KARACHI, Oct 24: Despite ample supply in the open market the US dollar remained stronger against the rupee, but on Monday the greenback was about to slip below the psychological mark of Rs60.
Currency dealers said that the inflows of dollars increased in the market, which pushed the greenback to gradually lose its firmness. They believe that dollar might fall below Rs60 in a week in the open market while the spread between open and inter-bank market would further shrink.
Currently, the inter-bank market offers 25 to 30 paisa less than what exchange companies offer in the open market.
“Our close monitoring of dollar movement makes it clear that the US currency will certainly shed its weight further during the month of Ramazan,” said a currency dealer.
However, the exporters are also keenly watching the rupee-dollar parity as cheaper dollar might have negative impact on exports.
“If rupee appreciates our goods will become costlier and it is killing for us especially when trade deficit has already soared to $2.4 billion in the first quarter of the current fiscal,” some exporters said.
The government, already under the shock of unexpected devastating earthquake, is frightened with the widening trade deficit, which would certainly chew its hard earned $12 billion reserves.
“If dollar becomes cheaper we can earn more dollars in terms of export proceeds, but the problem arises when our products become costlier,” said Choudhry Saleem, an exporter of finished textile products.
“We should carefully handle the exchange rate issue, as the costlier rupee can render our products uncompetitive on the world markets where China and India are already giving us tough time,” said Choudhry.
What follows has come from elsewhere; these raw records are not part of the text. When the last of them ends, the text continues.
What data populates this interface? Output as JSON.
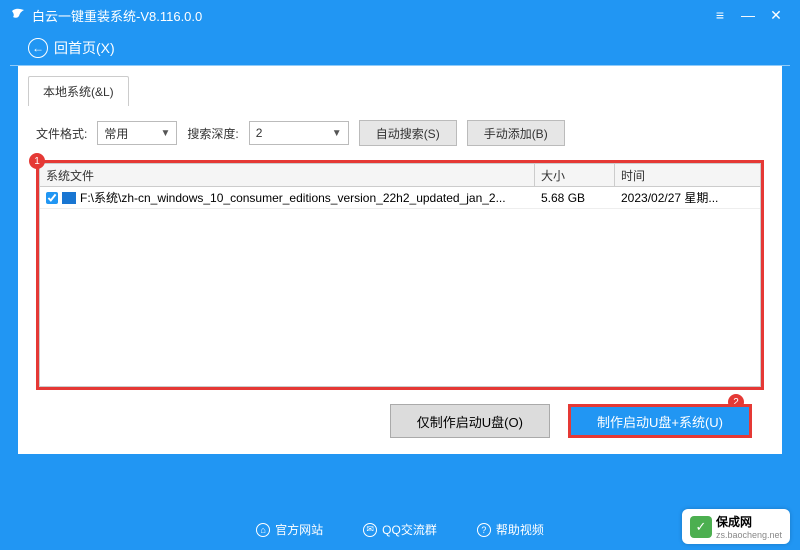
{
  "title": "白云一键重装系统-V8.116.0.0",
  "back_label": "回首页(X)",
  "tab_label": "本地系统(&L)",
  "controls": {
    "file_format_label": "文件格式:",
    "file_format_value": "常用",
    "search_depth_label": "搜索深度:",
    "search_depth_value": "2",
    "auto_search": "自动搜索(S)",
    "manual_add": "手动添加(B)"
  },
  "table": {
    "col_file": "系统文件",
    "col_size": "大小",
    "col_time": "时间",
    "rows": [
      {
        "checked": true,
        "path": "F:\\系统\\zh-cn_windows_10_consumer_editions_version_22h2_updated_jan_2...",
        "size": "5.68 GB",
        "time": "2023/02/27 星期..."
      }
    ]
  },
  "marker1": "1",
  "marker2": "2",
  "btn_make_only": "仅制作启动U盘(O)",
  "btn_make_system": "制作启动U盘+系统(U)",
  "footer": {
    "site": "官方网站",
    "qq": "QQ交流群",
    "help": "帮助视频"
  },
  "watermark": {
    "name": "保成网",
    "url": "zs.baocheng.net"
  }
}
The costlier dollar was also having a negative impact as the country’s imports had been registering sharp increase for last two years.
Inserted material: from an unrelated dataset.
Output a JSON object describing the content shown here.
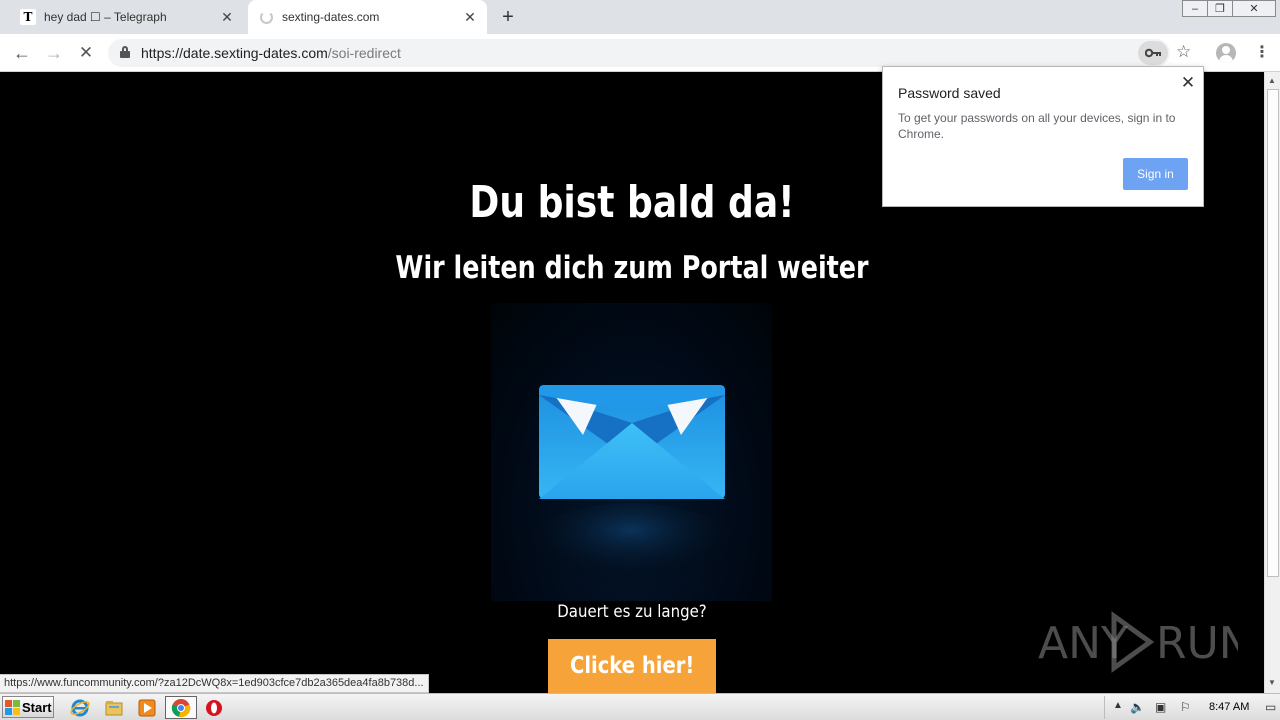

On the other hand, the currency dealers said that the central bank should continue with interfering in the market by selling and purchasing dollars to keep the exchange rate at a desired level, which is suitable for both importers and exporters.
The State Bank issued warnings to several exchange companies and had suspended a licence of an exchange company which was exploiting the market by selling dollars at higher rates.
“The State Bank should not avoid interfering in the currency market because this is the only tool which makes it easier for the exporters and importers to decide their future strategy,” said an analyst.
Pakistan desperately requires higher growth in exports to reduce the ever widening trade deficit which is shattering its current account balance. The trade deficit in the first quarter (July-September) was higher by 188 per cent to $2.4 billion.
“If the imports continue rising with the same pattern, the trade deficit will be around $9.6 billion or roughly $10 billion (just equal to SBP’s total forex holdings) which could drag the economy again on the tracks of mid 1990s when the country could hardly able to manage 6 weeks imports through its foreign exchange reserves,” said the analyst.
Analysts said that it was not oil alone ballooning the imports’ bill, but the higher machinery imports and mismatched growth in exports were also contributing towards widening of the trade gap.
“The soaring trade deficit will impact upon the reserves as remittances will remain around $4 billion, which are not enough to meet the requirement of current account balance,” said the analyst. The overseas workers during the first quarter remitted $1 billion.